A spaceship moving with an initial velocity of 58.0 meters/second experiences a uniform acceleration and attains a final velocity of 153 meters/second. What distance has the spaceship covered after 12.0 seconds?
d = V0 * t + 1/2 a t ** 2
where
average acceleration a = (V1 - V0) / dt
V0 = 58 m/s
V1 = 153 m/s
dt = 12 s
a = (153-58)/12 m/(s*s)
a = 7.9 m/(s*s)
d = 58 * 12 m/s *s + .5 * 7.9 * (12 * 12) m/(s*s) * (s*s)
d = 696 + 1140 m
d = 1836 m
P.S.
I forgot to multiply by the .5 in the second to last step .
It should read :
d = 696 + .5 * 1140 m
d = 1266 m
100
lad
To find the distance covered by the spaceship, we can use the equation of motion:
Distance = (Initial Velocity × Time) + (1/2) × (Acceleration × Time^2)
Given:
Initial Velocity (u) = 58.0 meters/second
Final Velocity (v) = 153 meters/second
Time (t) = 12.0 seconds
To find the acceleration (a) of the spaceship, we can use the following formula:
v^2 = u^2 + 2a × d
Rearranging this equation, we get:
a = (v^2 - u^2) / (2 × d)
Let's start by finding the acceleration using the values of initial and final velocities:
a = (153^2 - 58.0^2) / (2 × d)
Solving this equation, we can find the acceleration (a).

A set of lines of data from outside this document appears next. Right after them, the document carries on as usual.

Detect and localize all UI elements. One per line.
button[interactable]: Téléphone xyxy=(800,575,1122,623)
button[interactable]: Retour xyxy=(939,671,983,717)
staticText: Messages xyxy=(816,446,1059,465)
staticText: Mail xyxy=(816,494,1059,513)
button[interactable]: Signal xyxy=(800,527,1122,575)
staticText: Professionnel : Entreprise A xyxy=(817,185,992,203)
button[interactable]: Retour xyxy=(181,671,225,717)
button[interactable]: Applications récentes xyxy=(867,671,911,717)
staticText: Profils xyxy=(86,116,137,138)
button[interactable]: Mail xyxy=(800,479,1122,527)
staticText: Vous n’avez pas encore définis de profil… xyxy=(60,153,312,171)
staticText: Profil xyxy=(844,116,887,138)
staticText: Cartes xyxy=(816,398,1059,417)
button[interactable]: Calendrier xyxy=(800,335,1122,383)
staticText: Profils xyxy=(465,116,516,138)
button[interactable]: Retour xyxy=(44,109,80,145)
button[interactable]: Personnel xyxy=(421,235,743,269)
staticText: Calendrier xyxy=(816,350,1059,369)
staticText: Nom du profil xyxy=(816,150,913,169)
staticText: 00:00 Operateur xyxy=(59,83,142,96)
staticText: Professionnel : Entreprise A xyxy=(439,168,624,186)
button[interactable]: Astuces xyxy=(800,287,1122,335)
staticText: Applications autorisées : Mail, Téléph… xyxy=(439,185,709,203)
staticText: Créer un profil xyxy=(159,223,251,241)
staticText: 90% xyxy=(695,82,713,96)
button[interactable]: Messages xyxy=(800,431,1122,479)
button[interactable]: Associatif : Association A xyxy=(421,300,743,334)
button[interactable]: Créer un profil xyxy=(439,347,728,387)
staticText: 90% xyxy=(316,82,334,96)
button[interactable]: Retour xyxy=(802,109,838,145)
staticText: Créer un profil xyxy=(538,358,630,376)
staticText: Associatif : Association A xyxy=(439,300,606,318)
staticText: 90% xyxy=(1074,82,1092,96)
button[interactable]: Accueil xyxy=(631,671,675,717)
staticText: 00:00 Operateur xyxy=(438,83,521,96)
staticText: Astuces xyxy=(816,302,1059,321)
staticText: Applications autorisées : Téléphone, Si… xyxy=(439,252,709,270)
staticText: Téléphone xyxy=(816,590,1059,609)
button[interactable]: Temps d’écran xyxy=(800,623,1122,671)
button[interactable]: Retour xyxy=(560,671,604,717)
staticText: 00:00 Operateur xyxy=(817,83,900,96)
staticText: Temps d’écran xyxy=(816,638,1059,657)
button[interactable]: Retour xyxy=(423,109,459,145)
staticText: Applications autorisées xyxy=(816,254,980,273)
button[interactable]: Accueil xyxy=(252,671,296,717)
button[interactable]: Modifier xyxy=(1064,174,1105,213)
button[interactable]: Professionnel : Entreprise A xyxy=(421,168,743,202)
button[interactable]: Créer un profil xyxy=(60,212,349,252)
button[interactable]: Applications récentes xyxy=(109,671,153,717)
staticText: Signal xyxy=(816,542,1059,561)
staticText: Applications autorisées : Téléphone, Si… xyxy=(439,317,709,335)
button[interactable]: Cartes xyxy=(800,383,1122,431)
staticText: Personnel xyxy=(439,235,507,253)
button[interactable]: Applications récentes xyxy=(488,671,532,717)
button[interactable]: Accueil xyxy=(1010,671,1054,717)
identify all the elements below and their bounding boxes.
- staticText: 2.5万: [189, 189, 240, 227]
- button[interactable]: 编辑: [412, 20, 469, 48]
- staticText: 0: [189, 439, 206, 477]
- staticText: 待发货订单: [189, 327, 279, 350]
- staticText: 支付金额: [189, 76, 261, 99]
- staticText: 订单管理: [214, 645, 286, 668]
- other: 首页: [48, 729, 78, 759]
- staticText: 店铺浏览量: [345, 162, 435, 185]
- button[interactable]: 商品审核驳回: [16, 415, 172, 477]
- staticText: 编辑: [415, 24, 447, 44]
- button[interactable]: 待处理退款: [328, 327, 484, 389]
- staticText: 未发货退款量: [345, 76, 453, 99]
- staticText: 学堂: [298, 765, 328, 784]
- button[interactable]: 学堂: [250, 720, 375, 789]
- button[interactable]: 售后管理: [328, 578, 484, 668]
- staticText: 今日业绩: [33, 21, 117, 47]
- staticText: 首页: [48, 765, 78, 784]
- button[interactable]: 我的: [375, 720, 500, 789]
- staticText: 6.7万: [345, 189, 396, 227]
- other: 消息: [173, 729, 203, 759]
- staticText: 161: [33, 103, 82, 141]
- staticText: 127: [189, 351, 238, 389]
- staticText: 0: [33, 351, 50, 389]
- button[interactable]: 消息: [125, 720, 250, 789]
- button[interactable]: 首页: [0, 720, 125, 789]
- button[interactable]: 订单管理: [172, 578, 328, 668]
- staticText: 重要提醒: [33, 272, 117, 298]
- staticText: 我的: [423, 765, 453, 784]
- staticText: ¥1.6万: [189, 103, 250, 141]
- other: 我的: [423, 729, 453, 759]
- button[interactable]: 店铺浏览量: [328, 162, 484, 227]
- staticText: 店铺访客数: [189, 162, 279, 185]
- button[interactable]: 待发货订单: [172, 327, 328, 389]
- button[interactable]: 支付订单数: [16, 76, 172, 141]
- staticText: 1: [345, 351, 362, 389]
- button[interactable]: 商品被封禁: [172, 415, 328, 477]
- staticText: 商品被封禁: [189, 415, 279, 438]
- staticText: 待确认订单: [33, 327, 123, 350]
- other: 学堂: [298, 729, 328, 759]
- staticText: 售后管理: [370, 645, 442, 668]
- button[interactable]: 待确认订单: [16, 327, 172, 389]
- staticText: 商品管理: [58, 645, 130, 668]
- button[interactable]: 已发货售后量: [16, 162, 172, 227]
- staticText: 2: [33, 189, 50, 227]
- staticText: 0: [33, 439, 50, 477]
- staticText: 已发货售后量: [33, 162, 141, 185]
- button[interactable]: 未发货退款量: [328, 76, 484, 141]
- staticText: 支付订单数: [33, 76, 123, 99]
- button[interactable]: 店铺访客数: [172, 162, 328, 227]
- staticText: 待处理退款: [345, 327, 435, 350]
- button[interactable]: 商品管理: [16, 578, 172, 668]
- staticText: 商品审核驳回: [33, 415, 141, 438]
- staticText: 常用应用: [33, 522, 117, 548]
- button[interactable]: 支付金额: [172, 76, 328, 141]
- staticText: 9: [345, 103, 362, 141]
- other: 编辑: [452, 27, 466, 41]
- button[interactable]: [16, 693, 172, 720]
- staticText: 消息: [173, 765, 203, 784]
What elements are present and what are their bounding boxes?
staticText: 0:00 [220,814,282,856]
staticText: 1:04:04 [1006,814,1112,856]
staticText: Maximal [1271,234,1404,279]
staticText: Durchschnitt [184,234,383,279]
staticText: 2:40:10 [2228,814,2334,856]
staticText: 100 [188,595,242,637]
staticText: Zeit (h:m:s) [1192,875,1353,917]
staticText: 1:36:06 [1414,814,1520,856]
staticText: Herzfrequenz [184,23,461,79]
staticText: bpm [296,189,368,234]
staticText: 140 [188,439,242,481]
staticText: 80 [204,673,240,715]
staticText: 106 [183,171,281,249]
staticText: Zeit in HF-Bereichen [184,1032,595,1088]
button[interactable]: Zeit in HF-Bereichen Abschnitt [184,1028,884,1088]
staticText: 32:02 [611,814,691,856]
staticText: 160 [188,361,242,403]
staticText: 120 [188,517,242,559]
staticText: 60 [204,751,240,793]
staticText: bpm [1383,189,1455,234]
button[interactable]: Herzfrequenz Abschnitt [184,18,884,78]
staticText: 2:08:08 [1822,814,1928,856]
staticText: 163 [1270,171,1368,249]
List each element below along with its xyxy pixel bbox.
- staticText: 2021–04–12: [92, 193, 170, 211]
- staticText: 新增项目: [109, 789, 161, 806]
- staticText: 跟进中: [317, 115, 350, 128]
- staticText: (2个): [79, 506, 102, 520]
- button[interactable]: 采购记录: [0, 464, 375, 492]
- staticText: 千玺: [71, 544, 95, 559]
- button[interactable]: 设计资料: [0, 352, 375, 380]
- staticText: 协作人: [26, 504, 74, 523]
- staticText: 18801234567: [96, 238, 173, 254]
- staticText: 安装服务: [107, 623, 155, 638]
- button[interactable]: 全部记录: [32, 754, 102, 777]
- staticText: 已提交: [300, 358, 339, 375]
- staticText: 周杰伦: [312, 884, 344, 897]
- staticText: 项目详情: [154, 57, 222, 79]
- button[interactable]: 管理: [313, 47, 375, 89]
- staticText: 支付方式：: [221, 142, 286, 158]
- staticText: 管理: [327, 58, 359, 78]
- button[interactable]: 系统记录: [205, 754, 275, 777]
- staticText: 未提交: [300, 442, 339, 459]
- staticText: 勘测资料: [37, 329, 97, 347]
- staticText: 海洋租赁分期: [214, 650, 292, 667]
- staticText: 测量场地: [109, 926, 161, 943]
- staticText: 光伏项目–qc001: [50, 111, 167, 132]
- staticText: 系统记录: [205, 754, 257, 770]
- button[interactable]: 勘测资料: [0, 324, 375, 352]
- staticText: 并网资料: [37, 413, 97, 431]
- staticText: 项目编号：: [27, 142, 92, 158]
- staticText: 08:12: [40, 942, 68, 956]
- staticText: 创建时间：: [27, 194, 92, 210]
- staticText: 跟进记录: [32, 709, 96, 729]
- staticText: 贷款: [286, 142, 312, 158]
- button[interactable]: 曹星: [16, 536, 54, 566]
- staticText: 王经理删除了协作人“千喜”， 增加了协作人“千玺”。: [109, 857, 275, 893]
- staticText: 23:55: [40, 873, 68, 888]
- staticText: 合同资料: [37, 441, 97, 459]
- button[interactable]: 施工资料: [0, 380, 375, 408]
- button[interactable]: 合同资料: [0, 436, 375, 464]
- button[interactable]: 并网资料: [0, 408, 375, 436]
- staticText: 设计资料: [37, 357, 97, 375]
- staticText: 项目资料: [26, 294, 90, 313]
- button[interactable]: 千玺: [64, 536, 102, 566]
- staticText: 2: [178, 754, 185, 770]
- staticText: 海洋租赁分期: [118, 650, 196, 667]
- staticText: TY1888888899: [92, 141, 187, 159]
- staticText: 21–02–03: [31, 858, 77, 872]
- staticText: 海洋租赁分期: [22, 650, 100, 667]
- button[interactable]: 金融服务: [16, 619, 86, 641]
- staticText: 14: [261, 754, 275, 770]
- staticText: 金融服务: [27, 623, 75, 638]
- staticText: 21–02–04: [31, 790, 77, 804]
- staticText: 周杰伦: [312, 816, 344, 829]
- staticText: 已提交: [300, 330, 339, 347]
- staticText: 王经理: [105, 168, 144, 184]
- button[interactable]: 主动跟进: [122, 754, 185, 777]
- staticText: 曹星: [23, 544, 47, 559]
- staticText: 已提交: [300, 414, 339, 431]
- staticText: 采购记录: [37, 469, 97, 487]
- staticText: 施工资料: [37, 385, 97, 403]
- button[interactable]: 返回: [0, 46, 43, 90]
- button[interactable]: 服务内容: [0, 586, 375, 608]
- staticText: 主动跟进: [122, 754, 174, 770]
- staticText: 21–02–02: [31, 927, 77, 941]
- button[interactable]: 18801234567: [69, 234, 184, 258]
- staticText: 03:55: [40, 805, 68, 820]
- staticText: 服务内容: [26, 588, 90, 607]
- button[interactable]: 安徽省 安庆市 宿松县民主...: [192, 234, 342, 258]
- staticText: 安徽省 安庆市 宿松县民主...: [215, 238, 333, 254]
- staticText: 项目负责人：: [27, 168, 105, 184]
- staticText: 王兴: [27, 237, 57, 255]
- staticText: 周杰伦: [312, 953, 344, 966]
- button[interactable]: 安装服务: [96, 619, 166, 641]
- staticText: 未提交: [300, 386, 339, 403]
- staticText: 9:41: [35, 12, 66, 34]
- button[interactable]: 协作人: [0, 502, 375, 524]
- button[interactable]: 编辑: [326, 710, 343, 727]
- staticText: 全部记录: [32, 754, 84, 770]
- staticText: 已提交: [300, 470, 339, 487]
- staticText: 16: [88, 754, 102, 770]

Next, once we have the value of acceleration (a), we can substitute it into the equation of motion to find the distance covered (d):
Distance = (Initial Velocity × Time) + (1/2) × (Acceleration × Time^2)
Substitute the given values to find the distance covered by the spaceship after 12.0 seconds.